O cardápio é enxuto, composto por sete petiscos e sete pratos. Criação do chef, a barriga de porco ao molho de melaço com arroz branco e farofa de milho (R$ 42, individual) representa bem a proposta que defende: a carne é embalada a vácuo e cozida em baixa temperatura (69 graus) durante 18 horas; resfriada com choque térmico, repousa prensada por seis horas, o que ajuda a eliminar parte da gordura e dar formato desejado pelo chef; temperada com sal, é levada à frigideira e finalizada no forno. Talvez o freguês desavisado não perceba toda essa técnica só de olhar o prato na mesa.

O roner, termostato que permite cozimentos longos sob temperaturas baixas, é um dos equipamentos mais importantes do Trindade. “Para cozinha mineira, ele é a melhor coisa que existe. Trabalhamos com várias carnes de segunda, que requerem muito tempo de cozimento. Com o roner, não perdemos os sucos e ganhamos boa textura. A carne de sereno, por exemplo, cozinha por 20 horas e não desmancha nem depois de salteá-la”, explica.

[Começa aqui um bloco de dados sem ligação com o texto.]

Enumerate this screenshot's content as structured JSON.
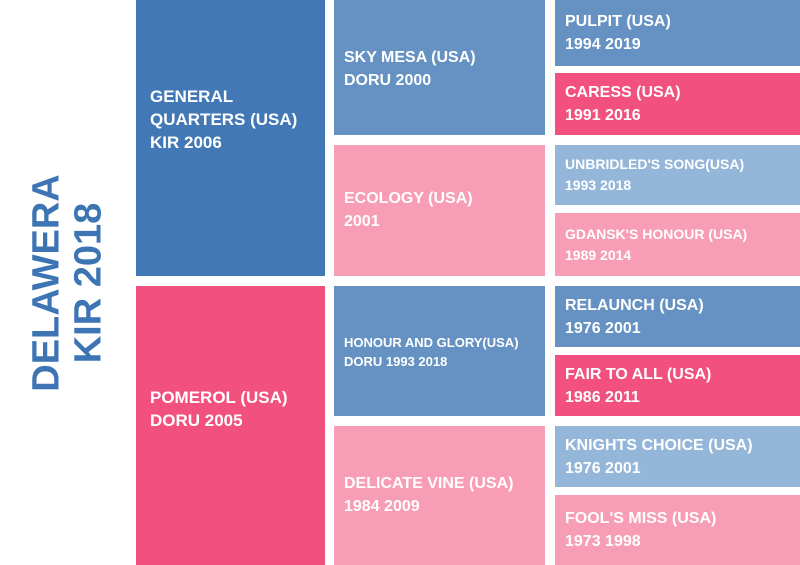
{
  "colors": {
    "dark_blue": "#4178b5",
    "mid_blue": "#6592c3",
    "light_blue": "#93b6d9",
    "hot_pink": "#f2507f",
    "light_pink": "#f79db5",
    "title_blue": "#3d74b3"
  },
  "subject": {
    "line1": "DELAWERA",
    "line2": "KIR 2018"
  },
  "sire": {
    "name_line1": "GENERAL",
    "name_line2": "QUARTERS (USA)",
    "meta": "KIR 2006",
    "sire": {
      "name": "SKY MESA (USA)",
      "meta": "DORU 2000",
      "sire": {
        "name": "PULPIT (USA)",
        "meta": "1994 2019"
      },
      "dam": {
        "name": "CARESS (USA)",
        "meta": "1991 2016"
      }
    },
    "dam": {
      "name": "ECOLOGY (USA)",
      "meta": "2001",
      "sire": {
        "name": "UNBRIDLED'S SONG(USA)",
        "meta": "1993 2018"
      },
      "dam": {
        "name": "GDANSK'S HONOUR (USA)",
        "meta": "1989 2014"
      }
    }
  },
  "dam": {
    "name": "POMEROL (USA)",
    "meta": "DORU 2005",
    "sire": {
      "name": "HONOUR AND GLORY(USA)",
      "meta": "DORU 1993 2018",
      "sire": {
        "name": "RELAUNCH (USA)",
        "meta": "1976 2001"
      },
      "dam": {
        "name": "FAIR TO ALL (USA)",
        "meta": "1986 2011"
      }
    },
    "dam": {
      "name": "DELICATE VINE (USA)",
      "meta": "1984 2009",
      "sire": {
        "name": "KNIGHTS CHOICE (USA)",
        "meta": "1976 2001"
      },
      "dam": {
        "name": "FOOL'S MISS (USA)",
        "meta": "1973 1998"
      }
    }
  }
}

André Hauck/Esp. EM/D.A Press
Barriga de porco ao molho de melaço é uma das criações do chef (foto: André Hauck/Esp. EM/D.A Press)
Nesse último caso, a receita segue o estabelecido pela avó Azely: a peça é lagarto, o corte é no sentido da fibra e a salmoura é com sal fino; o que muda é o cozimento. Servida como entrada, sai por R$ 22 (incluindo farofa de pequi). Fred começou a cozinhar com o chef Eduardo Avelar (entusiasta da mesma vertente), fez estágios no D.O.M. (SP) e Olympe (RJ) e, na França, fez cursos nas escolas Ritz Escoffier e Lenôtre. Ainda naquele país, trabalhou no Maison Troisgros e no Gravelier. Em 2009, abriu com a chef Célia Braga o restaurante Zé Trindade, no Bairro Santo Antônio, que funcionou poucos meses (foi fechado em razão de sua temporada europeia) e serviu de teste para a casa que acaba de abrir.

Ovo e sobremesa
Outra receita de destaque é a do “ovo perfeito”, célebre entre os chefs adeptos da tecnologia de ponta. Levado no roner a 63 graus durante 50 minutos, fica com a gema líquida e a clara delicada, embora totalmente cozido. É servido num copo lagoinha com caldo de feijão branco, especiarias e farinha de torresmo (R$ 16). Até o frango ensopado com angu, arroz e quiabo (R$ 29, individual) é feito com auxílio desse equipamento. Outras pedidas são a moqueca de peixe de rio com ora-pro-nóbis, arroz e farinha na manteiga de garrafa (R$ 36) e a lasanha de rabada ao pesto de agrião (R$ 29) – ambos individuais.

As sobremesas são servidas num carrinho: pudim de leite condensado (receita da sogra, Denise), minifigo caseiro, doce de leite, goiabada e queijo canastra podem ser comidos à vontade por R$ 12 (individual). Os nove drinques (cerca de R$ 16 cada), assinados pelo mixólogo Aguinaldo Dornelas, levam cachaça. Há cachaças em dose (entre R$ 5 e R$ 16), chope (R$ 4,80), cerveja long neck (R$ 5,50) e vinhos exclusivamente da linha francesa Arrogant Frog (oito rótulos, entre R$ 65 e R$ 90).

Trindade

Rua Alvarenga Peixoto, 388, Lourdes.
(31) 3879-4601. Aberto de terça-feira
a quinta-feira, das 19h à meia-noite; sexta e sábado, das 19h à 1h.